Hildreth pointed out that the number of global cases and deaths is climbing to levels seen during the 1918 pandemic, a time when hospitals lacked ventilators, infectious disease doctors, intensive care units, antibiotics and antiviral drugs.
“Imagine 100 years later, with all the technology and expertise we have, the pandemic has reached the same levels it did in 1918,” he said. “That makes some serious statement about how we’ve handled this.”
The U.S. must not repeat the same mistakes when another coronavirus spreads, Hildreth warned. He said there are nearly 40 strains of coronavirus that exist in bats, which could also eventually be transmitted to people.
“I hope that one of the things that comes out of this is that this will be the last time we are so unprepared for a public health crisis,” he said. “I don’t think this will be the last pandemic we will deal with, and so we’ve got to be better prepared next time.”
The virus has also exposed inequities in U.S. health care, Hildreth said, criticizing the lack of focus on populations more susceptible to COVID-19. The greater impact of COVID-19 on Black and Hispanic populations in the U.S., where rates of cardiovascular disease, hypertension, obesity, diabetes and cancer are higher, was “predicted and predictable.” He pointed to death rates in states across the U.S., where Black residents died at much higher rates than white residents, at times at ratios of 10 to 1 or 6 to 1.

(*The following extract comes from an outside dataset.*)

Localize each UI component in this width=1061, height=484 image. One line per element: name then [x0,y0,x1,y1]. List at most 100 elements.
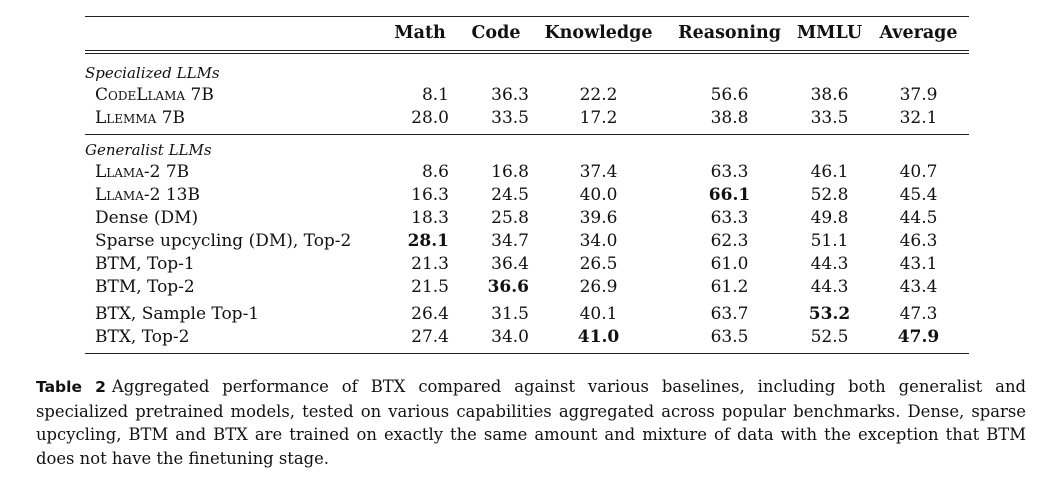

“It’s an understatement really to say there has been a disproportionate burden of disease and death for minorities in the United States,” he said.
While Hildreth criticized the nation’s lack of a unified response in the early months of the pandemic, he praised the coordination he has witnessed among scientists globally and he highlighted the new partnership between Merck and rival drugmaker Johnson & Johnson meant to expedite vaccine production.
“You have collaborations between scientists in different countries like we have never seen before,” he said. “Many scientists who worked on other things put their own research on pause to join the fight against Covid-19.”
While there has been skepticism surrounding the Johnson & Johnson vaccine because of its lower efficacy rate, 66 percent globally and 72 percent in the U.S., compared to about 95 percent with Pfizer and Moderna vaccines. Hildreth emphasized that the most important data point to focus on is its effectiveness in preventing hospitalization and death related to Covid. It can also be stored more easily and only requires one shot.
“This vaccine, like Moderna and Pfizer, offered complete and total protection against hospitalizations and deaths,” he said, repeating the data point for effect. “That is what we should be focused on.”
Hildreth said masks will need to be worn until there is a “high level of confidence” that herd immunity has been achieved. He also emphasized the need for supporting vaccination efforts in countries with fewer resources as a means of eradicating the threat of COVID-19, which could once again overwhelm the wealthier countries if a variant emerges that does not respond to the established vaccines.
“The world has become a small place and until everyone on the globe is protected, none of us are,” he said. “If the virus is not controlled in those places, a variant may arise that is a disaster scenario, that the vaccines have no effect against, and the world will be starting all over again. It’s in everyone’s best interest that we vaccinate the whole planet as soon as possible.”